Yeni Snow White, uyarlandığı 1937 yapımında olduğu gibi yine müzikal olarak beyaz perdeye taşınıyor. Müzikallerin izleyiciyi kendine çeken büyülü bir yanı olduğu şüphesiz. Bununla beraber sevmeyen izleyicilerin sayısı da az değil. Bana kalırsa bunun en büyük gerekçesi, sıradan bir cümlenin bir anda solo bir performansa dönüşerek cringe olabilmesi. Akıştan kopulup söylenen sözün müzikal bir tını içermeye başlaması ancak iyi yapıldığında hayranlık uyandırıyor. Snow White’ta ise diyalogların ritim kazanan cümlelerle kesilmesi başta şaşırtıyor. Zira çocukken uykudan önce dinlediğimiz anlatı, bu sayede uzadıkça uzuyor. Başka bir açıdan da ruh kazanıyor. Anlatı açısından ise karakter gelişimine hizmet ediyor.

Özellikle Snow White’ın “Waiting On A Wish” şarkısını söylerken kapıldığı güçlü ruh hali, izleyicinin sonunu bildiği masala mesafelenip umutlu hissetmesini sağlıyor. Pamuk Prenses’in cücelere birlikte yaşamayı ve iş bölümünü anlattığı şarkı da dikkat çekiyor. Onları bir araya getiren Pamuk Prenses ve söyledikleri “Whistle While You Work” parçası oluyor. Bu şarkının neşeli ritmi, görsel dünyayla destekleniyor. Müziğe eşlik eden dans, filmdeki en iyi performanslardan biri haline geliyor.

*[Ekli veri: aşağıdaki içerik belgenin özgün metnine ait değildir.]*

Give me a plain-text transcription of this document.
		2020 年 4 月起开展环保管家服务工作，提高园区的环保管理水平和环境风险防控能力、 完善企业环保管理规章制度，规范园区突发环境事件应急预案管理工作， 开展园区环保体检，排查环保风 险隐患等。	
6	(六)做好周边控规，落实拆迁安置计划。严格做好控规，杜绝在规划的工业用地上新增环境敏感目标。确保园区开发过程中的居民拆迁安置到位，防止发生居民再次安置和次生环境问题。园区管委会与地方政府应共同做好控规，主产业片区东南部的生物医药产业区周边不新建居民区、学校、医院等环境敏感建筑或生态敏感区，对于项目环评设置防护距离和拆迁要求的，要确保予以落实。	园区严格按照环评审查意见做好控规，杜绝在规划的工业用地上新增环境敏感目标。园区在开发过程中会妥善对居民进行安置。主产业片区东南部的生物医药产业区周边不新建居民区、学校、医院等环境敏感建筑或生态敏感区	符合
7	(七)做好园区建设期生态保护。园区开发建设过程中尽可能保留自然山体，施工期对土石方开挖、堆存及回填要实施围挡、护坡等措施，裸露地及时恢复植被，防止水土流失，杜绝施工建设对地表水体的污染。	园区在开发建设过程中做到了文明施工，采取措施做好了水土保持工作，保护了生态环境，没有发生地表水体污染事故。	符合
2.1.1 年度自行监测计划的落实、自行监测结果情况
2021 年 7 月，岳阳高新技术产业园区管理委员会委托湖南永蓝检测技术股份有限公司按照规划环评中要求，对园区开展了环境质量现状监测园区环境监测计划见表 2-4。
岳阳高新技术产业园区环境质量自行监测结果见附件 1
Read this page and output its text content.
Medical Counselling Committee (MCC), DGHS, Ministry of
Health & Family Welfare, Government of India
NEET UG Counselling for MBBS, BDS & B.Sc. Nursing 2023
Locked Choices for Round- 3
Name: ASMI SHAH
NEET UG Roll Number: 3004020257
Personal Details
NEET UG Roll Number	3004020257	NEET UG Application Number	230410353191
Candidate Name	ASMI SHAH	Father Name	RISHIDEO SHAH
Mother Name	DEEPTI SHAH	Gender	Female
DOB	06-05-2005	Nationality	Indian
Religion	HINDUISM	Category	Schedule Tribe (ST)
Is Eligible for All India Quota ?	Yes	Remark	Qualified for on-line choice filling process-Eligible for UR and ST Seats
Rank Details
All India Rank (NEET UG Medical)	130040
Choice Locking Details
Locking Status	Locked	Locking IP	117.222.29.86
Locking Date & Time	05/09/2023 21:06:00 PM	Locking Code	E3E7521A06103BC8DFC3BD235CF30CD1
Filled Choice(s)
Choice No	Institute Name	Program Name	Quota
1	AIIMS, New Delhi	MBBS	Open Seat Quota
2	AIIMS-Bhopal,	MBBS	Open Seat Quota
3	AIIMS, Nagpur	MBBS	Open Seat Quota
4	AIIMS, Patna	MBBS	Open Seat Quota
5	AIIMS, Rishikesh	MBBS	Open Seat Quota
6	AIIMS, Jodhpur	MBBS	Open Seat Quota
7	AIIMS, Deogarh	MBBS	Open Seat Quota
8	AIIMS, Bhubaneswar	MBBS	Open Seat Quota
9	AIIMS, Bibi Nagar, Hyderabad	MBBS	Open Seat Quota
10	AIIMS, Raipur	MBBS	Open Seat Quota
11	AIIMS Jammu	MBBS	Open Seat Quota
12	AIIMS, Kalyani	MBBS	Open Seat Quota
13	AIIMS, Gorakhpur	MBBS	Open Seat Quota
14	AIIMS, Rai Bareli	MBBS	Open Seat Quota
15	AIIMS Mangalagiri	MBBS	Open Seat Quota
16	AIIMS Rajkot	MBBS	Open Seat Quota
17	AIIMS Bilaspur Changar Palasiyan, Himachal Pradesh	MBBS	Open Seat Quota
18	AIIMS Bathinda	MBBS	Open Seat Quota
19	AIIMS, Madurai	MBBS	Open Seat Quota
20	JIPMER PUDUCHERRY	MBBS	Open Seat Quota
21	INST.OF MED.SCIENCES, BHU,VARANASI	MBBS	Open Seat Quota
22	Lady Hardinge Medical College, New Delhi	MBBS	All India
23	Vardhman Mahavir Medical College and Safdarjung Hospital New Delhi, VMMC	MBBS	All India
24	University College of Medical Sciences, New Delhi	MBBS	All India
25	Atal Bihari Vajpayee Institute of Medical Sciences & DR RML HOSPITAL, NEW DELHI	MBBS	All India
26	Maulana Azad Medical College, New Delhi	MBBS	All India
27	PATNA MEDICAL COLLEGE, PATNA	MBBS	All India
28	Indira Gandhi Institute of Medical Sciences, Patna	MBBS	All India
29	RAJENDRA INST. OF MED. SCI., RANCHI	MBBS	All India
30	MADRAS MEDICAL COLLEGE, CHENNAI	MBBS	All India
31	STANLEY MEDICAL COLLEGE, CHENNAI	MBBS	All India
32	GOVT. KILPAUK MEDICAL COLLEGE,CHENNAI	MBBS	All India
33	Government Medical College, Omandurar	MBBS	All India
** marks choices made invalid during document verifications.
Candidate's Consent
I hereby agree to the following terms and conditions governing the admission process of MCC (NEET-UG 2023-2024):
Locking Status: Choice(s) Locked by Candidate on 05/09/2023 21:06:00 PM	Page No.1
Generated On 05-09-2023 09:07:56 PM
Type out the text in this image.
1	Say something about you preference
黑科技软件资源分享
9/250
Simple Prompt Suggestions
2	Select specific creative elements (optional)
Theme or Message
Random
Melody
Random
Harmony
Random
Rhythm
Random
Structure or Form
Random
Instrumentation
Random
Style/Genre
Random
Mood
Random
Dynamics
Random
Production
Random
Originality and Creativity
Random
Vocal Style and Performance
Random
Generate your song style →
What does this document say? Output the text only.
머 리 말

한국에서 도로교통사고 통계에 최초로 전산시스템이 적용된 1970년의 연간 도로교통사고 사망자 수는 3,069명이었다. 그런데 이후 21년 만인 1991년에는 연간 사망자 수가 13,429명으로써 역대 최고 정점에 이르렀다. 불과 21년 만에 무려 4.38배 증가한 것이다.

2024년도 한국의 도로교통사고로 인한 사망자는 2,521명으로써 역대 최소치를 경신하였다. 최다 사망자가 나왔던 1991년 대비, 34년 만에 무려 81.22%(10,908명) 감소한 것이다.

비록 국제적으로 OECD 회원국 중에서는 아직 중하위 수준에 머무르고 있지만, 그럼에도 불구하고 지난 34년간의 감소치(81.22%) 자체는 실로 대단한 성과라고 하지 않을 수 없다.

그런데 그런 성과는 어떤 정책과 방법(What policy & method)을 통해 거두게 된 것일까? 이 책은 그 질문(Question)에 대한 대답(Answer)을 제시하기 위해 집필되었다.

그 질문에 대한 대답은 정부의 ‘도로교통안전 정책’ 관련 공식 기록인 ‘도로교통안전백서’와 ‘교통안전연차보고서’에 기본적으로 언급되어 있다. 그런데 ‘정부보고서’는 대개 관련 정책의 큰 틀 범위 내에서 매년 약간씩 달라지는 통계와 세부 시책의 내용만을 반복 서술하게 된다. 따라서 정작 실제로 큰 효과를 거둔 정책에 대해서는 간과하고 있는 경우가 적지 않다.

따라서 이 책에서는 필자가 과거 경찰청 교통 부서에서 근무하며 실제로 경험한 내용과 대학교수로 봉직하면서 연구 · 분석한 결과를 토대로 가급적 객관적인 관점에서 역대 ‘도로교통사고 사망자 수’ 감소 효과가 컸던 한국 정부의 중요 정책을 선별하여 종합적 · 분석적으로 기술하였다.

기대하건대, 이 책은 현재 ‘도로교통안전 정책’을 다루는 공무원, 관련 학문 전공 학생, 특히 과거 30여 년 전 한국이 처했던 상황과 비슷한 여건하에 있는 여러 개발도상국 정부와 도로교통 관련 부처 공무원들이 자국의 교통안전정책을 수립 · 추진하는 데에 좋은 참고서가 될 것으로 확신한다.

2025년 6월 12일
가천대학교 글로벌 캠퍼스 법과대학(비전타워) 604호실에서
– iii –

Kraliçe’yi oynayan Gal Gadot’un filmdeki müzikal performansı oldukça az. Böyle olması belki de daha iyi. Zira giyim tarzından uzun tırnaklarına, ses tonundan meşhur aynasıyla iletişimine kadar her şey oldukça yüzeysel. Klasik kötü stereotipinin izleyiciye söyleyebileceği yeni sözü yok. Masalda değişiklik yapılırken kötü kraliçe görmezden gelinmiş sanki. Yalnızca Pamuk Prenses’in kraliçenin iktidarına dair politik çıkarımları onu ilginç kılıyor. Oysa tek başına düşünüldüğünde en fazla gerçek dünyanın diktatörleri kadar merak uyandırıyor. Aynaya sürekli olarak “Mirror, mirror, who is the fairest one of all?” (“Ayna ayna, söyle bana. Var mı benden daha güzeli bu dünyada?”) diye soran kraliçenin “All is Fair” parçasından keyif alabilmek ise zor. Ormanın büyülü atmosferinin karşısında duran kraliçenin karalar bürümüş sarayı ile yoksul halk, masalların “ya siyahtır ya beyaz” anlayışını destekliyor. Bu nedenlerle filmin görsel dünyasını müzikal performanslarından daha etkileyici bulduğumu söyleyebilirim.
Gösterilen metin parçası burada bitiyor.